Because I was bored and wanted to see how close this thing was to taking my career from me, I decided to have Claude vibecode a kernel in Rust.

It did not suggest adding an allocator until it had gotten most of the way through creating kernel threads and context-switching.

Did I say "it did not suggest?" I had to tell it to because it was making statically-sized tables everywhere silently.

*golf clap*

Replying to @Elizafox@social.treehouse.systems

Also unlike @ariadne's bunix which it made in a day because it was C and probably extremely well-trodden ground (could just steal shit from Linux + BSD), this has been a slog, comparatively speaking. It is like only 40% of the way to spawning anything in userspace for me. It took two days to even spawn a kernel thread, and it's still not done (returns aren't quite implemented).

Which admittedly is faster than I could have done it, but it has done this kind of incompetently and needs tons and tons of babysitting.

Jul 5, 2026, 10:16 UTCen

Replying to @Elizafox@social.treehouse.systems

I dunno. I don't get why companies want to mandate this crap on their workers when it produces obvious slop and can't do any kind of reasoning beyond basic applications, and to make LLMs scalable to the point of "reliably make a kernel" would take an astronomical amount of tokens and models with probably quadrillions of parameters. Which sounds fake, but no, that's about what it'd take.
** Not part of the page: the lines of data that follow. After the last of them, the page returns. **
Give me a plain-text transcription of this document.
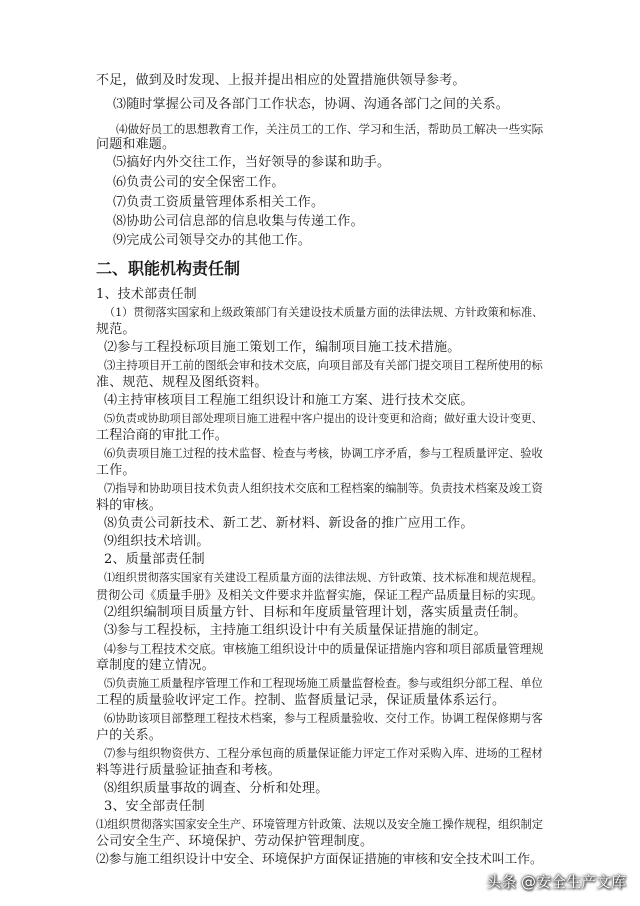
不足，做到及时发现、上报并提出相应的处置措施供领导参考。
⑶随时掌握公司及各部门工作状态，协调、沟通各部门之间的关系。
⑷做好员工的思想教育工作，关注员工的工作、学习和生活，帮助员工解决一些实际
问题和难题。
⑸搞好内外交往工作，当好领导的参谋和助手。
⑹负责公司的安全保密工作。
⑺负责工资质量管理体系相关工作。
⑻协助公司信息部的信息收集与传递工作。
⑼完成公司领导交办的其他工作。
二、职能机构责任制
1、技术部责任制
（1）贯彻落实国家和上级政策部门有关建设技术质量方面的法律法规、方针政策和标准、
规范。
⑵参与工程投标项目施工策划工作，编制项目施工技术措施。
⑶主持项目开工前的图纸会审和技术交底，向项目部及有关部门提交项目工程所使用的标
准、规范、规程及图纸资料。
⑷主持审核项目工程施工组织设计和施工方案、进行技术交底。
⑸负责或协助项目部处理项目施工进程中客户提出的设计变更和洽商；做好重大设计变更、
工程洽商的审批工作。
⑹负责项目施工过程的技术监督、检查与考核，协调工序矛盾，参与工程质量评定、验收
工作。
⑺指导和协助项目技术负责人组织技术交底和工程档案的编制等。负责技术档案及竣工资
料的审核。
⑻负责公司新技术、新工艺、新材料、新设备的推广应用工作。
⑼组织技术培训。
2、质量部责任制
⑴组织贯彻落实国家有关建设工程质量方面的法律法规、方针政策、技术标准和规范规程。
贯彻公司《质量手册》及相关文件要求并监督实施，保证工程产品质量目标的实现。
⑵组织编制项目质量方针、目标和年度质量管理计划，落实质量责任制。
⑶参与工程投标，主持施工组织设计中有关质量保证措施的制定。
⑷参与工程技术交底。审核施工组织设计中的质量保证措施内容和项目部质量管理规
章制度的建立情况。
⑸负责施工质量程序管理工作和工程现场施工质量监督检查。参与或组织分部工程、单位
工程的质量验收评定工作。控制、监督质量记录，保证质量体系运行。
⑹协助该项目部整理工程技术档案，参与工程质量验收、交付工作。协调工程保修期与客
户的关系。
⑺参与组织物资供方、工程分承包商的质量保证能力评定工作对采购入库、进场的工程材
料等进行质量验证抽查和考核。
⑻组织质量事故的调查、分析和处理。
3、安全部责任制
⑴组织贯彻落实国家安全生产、环境管理方针政策、法规以及安全施工操作规程，组织制定
公司安全生产、环境保护、劳动保护管理制度。
⑵参与施工组织设计中安全、环境保护方面保证措施的审核和安全技术叫工作。
头条 @安全生产文库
Replying to @Elizafox@social.treehouse.systems

LLMs are worthless for software architectural work unless you're extremely dilligent and know where to poke. No manager is going to replace a senior dev with this. No manager would know what to ask, what to say, what to push back on, just silently say yes. The thing is LLMs can get 90% of things right, it's that last 10% that matters, and that 10% is not "obscure things a normal programmer would miss", it's "very obvious glaring holes it just ignored."